Full-time paramedic, reserve police officer, and retired military Mike McElmeel of Eighteen Zulu LLC talks about the M.A.R.C.H. Assessment tool. Most of us carry some sort of IFAK or trauma management equipment when we’re on the range. But how are we going to manage the patient between the time we have a catastrophic injury and the time emergency medical services arrive?
This is a trauma management mnemonic that should be part of your self-defense toolkit. Mike explains what each letter stands for.
M: Massive Hemorrhaging
M stands for Massive Hemorrhaging and is the #1 cause of preventable death in military and law enforcement contexts. We will mitigate the massive hemorrhaging with tourniquets if the injury is to the extremities, or pressure dressings if the injury is elsewhere.
Open the airway using the head tilt/chin lift method, or if you suspect there is head, back or neck trauma, use the jaw thrust method. Help the patient to maintain the open airway if necessary, and put them in the recovery position — lying on their side — to make sure they do not aspirate any fluids that may be leaking out of their mouth.
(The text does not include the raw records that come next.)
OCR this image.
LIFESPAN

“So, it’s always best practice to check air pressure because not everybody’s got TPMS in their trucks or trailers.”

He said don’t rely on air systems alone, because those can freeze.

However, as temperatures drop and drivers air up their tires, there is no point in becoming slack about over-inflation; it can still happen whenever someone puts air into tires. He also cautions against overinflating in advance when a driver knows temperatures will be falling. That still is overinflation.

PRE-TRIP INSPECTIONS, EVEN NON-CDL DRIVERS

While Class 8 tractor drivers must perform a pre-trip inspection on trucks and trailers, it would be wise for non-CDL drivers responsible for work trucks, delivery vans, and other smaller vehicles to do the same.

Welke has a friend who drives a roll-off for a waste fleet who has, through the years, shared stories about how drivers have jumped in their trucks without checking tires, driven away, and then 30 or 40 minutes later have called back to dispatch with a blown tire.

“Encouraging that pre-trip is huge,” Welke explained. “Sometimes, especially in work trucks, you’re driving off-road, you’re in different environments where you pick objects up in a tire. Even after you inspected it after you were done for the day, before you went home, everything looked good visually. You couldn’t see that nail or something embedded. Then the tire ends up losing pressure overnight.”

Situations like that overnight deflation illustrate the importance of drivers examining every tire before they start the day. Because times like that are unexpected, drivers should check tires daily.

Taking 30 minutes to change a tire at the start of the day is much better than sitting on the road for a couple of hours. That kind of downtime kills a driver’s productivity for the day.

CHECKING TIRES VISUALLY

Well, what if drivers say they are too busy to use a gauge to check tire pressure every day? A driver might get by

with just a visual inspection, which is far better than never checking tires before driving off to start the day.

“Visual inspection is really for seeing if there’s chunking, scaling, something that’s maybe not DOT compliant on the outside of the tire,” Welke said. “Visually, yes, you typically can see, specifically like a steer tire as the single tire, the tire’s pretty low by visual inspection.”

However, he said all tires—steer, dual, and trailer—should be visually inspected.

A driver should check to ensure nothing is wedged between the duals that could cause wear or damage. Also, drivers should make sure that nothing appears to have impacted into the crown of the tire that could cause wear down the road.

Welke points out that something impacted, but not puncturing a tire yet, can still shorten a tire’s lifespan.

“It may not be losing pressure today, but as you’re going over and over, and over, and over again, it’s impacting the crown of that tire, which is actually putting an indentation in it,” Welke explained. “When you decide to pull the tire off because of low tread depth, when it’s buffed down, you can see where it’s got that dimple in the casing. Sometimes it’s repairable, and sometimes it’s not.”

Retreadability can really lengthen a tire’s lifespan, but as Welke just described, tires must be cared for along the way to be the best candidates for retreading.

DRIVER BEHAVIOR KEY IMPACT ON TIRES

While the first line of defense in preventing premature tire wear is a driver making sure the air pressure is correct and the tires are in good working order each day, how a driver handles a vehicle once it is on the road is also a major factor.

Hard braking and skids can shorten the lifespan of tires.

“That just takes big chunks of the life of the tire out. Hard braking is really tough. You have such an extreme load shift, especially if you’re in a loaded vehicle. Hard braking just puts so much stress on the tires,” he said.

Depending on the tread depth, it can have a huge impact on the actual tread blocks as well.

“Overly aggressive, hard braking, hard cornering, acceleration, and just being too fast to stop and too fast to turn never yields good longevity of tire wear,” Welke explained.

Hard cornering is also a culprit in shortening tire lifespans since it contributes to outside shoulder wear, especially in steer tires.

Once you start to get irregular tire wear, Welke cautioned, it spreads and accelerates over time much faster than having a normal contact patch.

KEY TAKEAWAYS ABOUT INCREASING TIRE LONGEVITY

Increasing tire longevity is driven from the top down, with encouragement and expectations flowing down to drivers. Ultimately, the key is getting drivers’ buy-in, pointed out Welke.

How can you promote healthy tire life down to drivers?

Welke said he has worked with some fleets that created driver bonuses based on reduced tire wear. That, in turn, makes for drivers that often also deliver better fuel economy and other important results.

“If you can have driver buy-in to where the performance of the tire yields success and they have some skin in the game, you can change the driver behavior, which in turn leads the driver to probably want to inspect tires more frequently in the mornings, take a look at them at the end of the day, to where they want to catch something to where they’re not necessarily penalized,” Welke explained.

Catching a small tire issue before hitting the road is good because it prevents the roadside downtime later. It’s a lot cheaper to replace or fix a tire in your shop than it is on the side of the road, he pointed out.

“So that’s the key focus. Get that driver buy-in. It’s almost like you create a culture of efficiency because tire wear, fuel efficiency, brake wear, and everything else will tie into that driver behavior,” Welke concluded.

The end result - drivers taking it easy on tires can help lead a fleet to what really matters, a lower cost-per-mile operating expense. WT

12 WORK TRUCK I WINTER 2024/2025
Pneumothorax has been reported as the #1 cause of preventable death in a mass shooter/civilian context. Look, listen and feel: Is the chest rising and falling equally? If not, we should suspect a penetrating injury that is causing one lung to collapse. Find the entry and possible exit wound(s) and place occlusive dressings on them to plug the openings.
Feel for a radial pulse (on the wrist) or a carotid pulse (on the throat). If you can’t feel a carotid pulse, initiate CPR if you have been certified to do this in your trauma management training.
A patient who loses a lot of blood will become cold, so we need to get them warmed up however we can — with blankets, towels, covering their head, using whatever is available at the range.